Depuis l'accident survenu, mardi, dans la mine de charbon de Soma (Ouest), des milliers de Turcs sont descendus dans les rues pour manifester leur mécontentement contre le gouvernement, sous le feu des critiques, qu'ils accusent de laxisme et d'indifférence au sort des travailleurs en général.

"Où vas-tu espèce de sperme d'Israël?"

Selon des images prises par téléphone qui ont circulé sur les réseaux sociaux, Recep Tayyip Erdogan, connu pour ses coups de colère, s'en est même physiquement pris à un manifestant qui l'accablait de critiques, une information démentie vendredi par le porte-parole de son parti de la justice et du développement (AKP), Hüseyin Celik.

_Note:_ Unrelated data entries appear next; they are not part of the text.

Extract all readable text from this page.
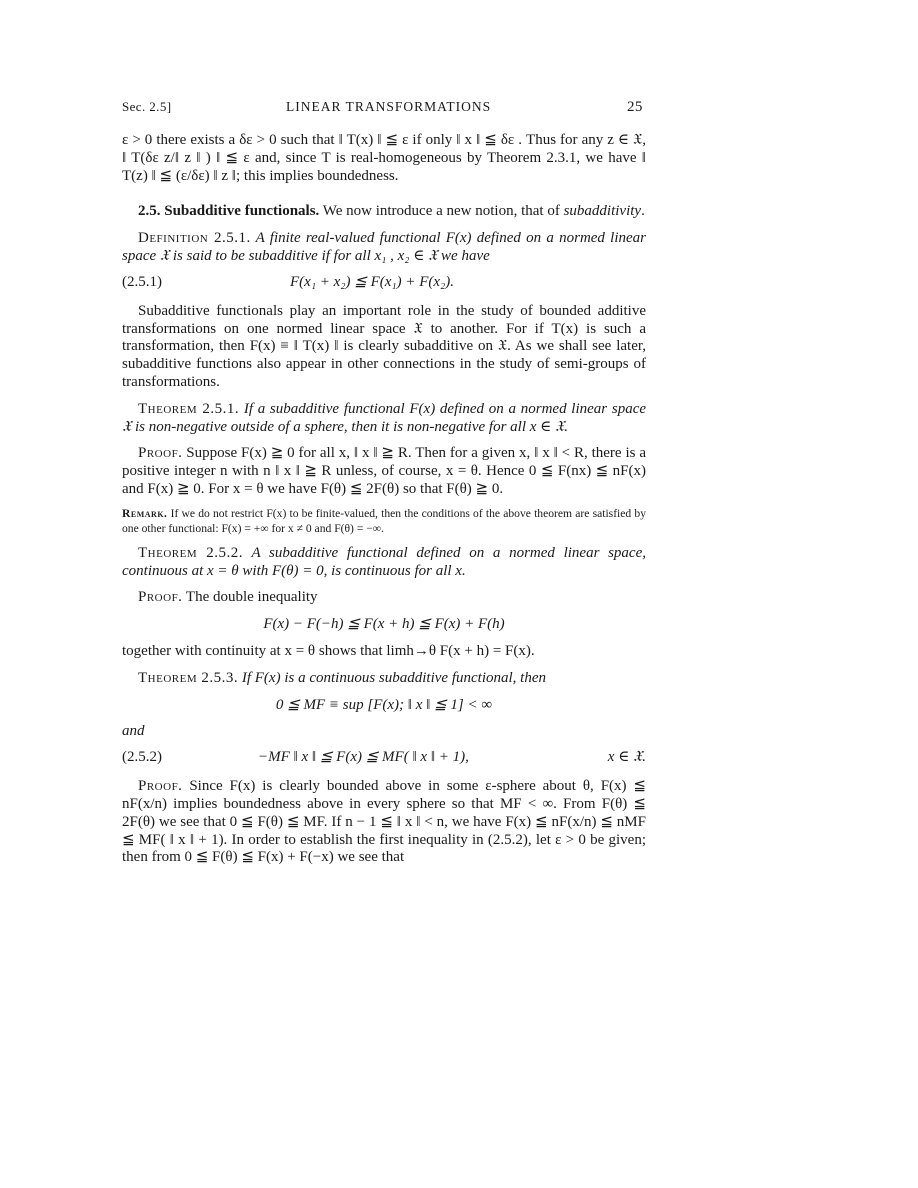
Sec. 2.5]	LINEAR TRANSFORMATIONS	25

ε > 0 there exists a δε > 0 such that ‖ T(x) ‖ ≦ ε if only ‖ x ‖ ≦ δε . Thus for any z ∈ 𝔛, ‖ T(δε z/‖ z ‖ ) ‖ ≦ ε and, since T is real-homogeneous by Theorem 2.3.1, we have ‖ T(z) ‖ ≦ (ε/δε) ‖ z ‖; this implies boundedness.

2.5. Subadditive functionals. We now introduce a new notion, that of subadditivity.

Definition 2.5.1. A finite real-valued functional F(x) defined on a normed linear space 𝔛 is said to be subadditive if for all x₁ , x₂ ∈ 𝔛 we have

(2.5.1)	F(x₁ + x₂) ≦ F(x₁) + F(x₂).

Subadditive functionals play an important role in the study of bounded additive transformations on one normed linear space 𝔛 to another. For if T(x) is such a transformation, then F(x) ≡ ‖ T(x) ‖ is clearly subadditive on 𝔛. As we shall see later, subadditive functions also appear in other connections in the study of semi-groups of transformations.

Theorem 2.5.1. If a subadditive functional F(x) defined on a normed linear space 𝔛 is non-negative outside of a sphere, then it is non-negative for all x ∈ 𝔛.

Proof. Suppose F(x) ≧ 0 for all x, ‖ x ‖ ≧ R. Then for a given x, ‖ x ‖ < R, there is a positive integer n with n ‖ x ‖ ≧ R unless, of course, x = θ. Hence 0 ≦ F(nx) ≦ nF(x) and F(x) ≧ 0. For x = θ we have F(θ) ≦ 2F(θ) so that F(θ) ≧ 0.

Remark. If we do not restrict F(x) to be finite-valued, then the conditions of the above theorem are satisfied by one other functional: F(x) = +∞ for x ≠ 0 and F(θ) = −∞.

Theorem 2.5.2. A subadditive functional defined on a normed linear space, continuous at x = θ with F(θ) = 0, is continuous for all x.

Proof. The double inequality

F(x) − F(−h) ≦ F(x + h) ≦ F(x) + F(h)

together with continuity at x = θ shows that limh→θ F(x + h) = F(x).

Theorem 2.5.3. If F(x) is a continuous subadditive functional, then

0 ≦ MF ≡ sup [F(x); ‖ x ‖ ≦ 1] < ∞

and

(2.5.2)	−MF ‖ x ‖ ≦ F(x) ≦ MF( ‖ x ‖ + 1),	x ∈ 𝔛.

Proof. Since F(x) is clearly bounded above in some ε-sphere about θ, F(x) ≦ nF(x/n) implies boundedness above in every sphere so that MF < ∞. From F(θ) ≦ 2F(θ) we see that 0 ≦ F(θ) ≦ MF. If n − 1 ≦ ‖ x ‖ < n, we have F(x) ≦ nF(x/n) ≦ nMF ≦ MF( ‖ x ‖ + 1). In order to establish the first inequality in (2.5.2), let ε > 0 be given; then from 0 ≦ F(θ) ≦ F(x) + F(−x) we see that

Une autre vidéo filmée également par téléphone montre le Premier ministre prenant apparemment ce même manifestant par le cou et l'insultant violemment en tenant des propos antisémites. "Où vas-tu espèce de sperme d'Israël, viens par ici!", crie le chef de l'exécutif, furieux, dans une grosse bousculade, selon des journaux d'opposition.

Un de ses assistants a ajouté à la controverse, en donnant un coup de pied à un autre contestataire tenu à terre par des policiers.